For her project, De Leeuw and her classmate Genevieve Howard analyzed popular baby names from 1915 through 2012 by state and looked at how name choices had changed. She discovered that during that period, popular girls’ names evolved so that no 1915 popular name remains today except one—Mary. In contrast, several boys’ names maintained their popularity through the years including “William” and “James.”

“The subject matter I was analyzing wasn’t really serious now, but it will be very serious in the future,” says De Leeuw, who plans to study nanobiotechnology in college with an eye on a career in business or economics. “As long as you have the tools, you can analyze data in any field.”

Freeman also sees the usefulness of this course for his future. “My other passion is science, where there is a good chance I will have large data sets to work through,” he says. “Now I can recognize what story the data will tell, finding the important trends in 12,000-plus data sets that I wouldn’t otherwise have been able to find.”

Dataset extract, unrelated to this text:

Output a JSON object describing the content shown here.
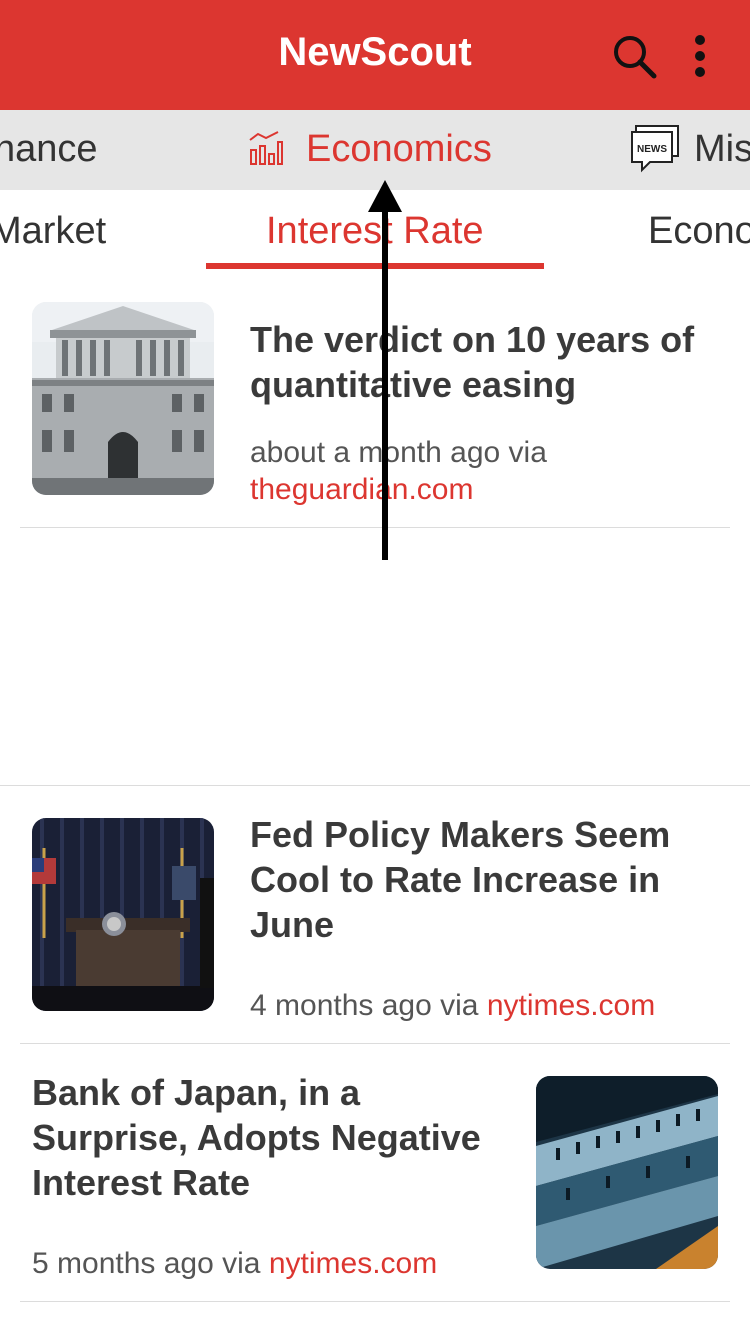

‘Deconstruct a simple idea’

In different hands, studying data might be dreary, but Harvey’s enthusiasm for the class is contagious. “It’s cool to see him get excited about seeing trends as he pulls data out of immense databases,” Freeman says.

Harvey discovered his passion for data in graduate school while he was also working a short-term job for the Colorado Department of Revenue analyzing retail data for every company in Colorado to help legislators see changes in retail sales by industry. In his next position, Harvey evolved into the in-house data analyst for a school where he was working. He presented school data at conferences—and discovered there was a hunger for the kind of information he could glean from pages of data.

Then it hit him. Wouldn’t the skills that he had learned serve students well? That produced the current course with its emphasis on computational thinking. It can be taken for credit in Mathematics or Computer Science, Engineering & Design.

“What students are learning is how to deconstruct a simple idea that appears complex on the surface but has a scaffolded, understandable structure to it,” Harvey says. “Data is the way students can acquire this skill.”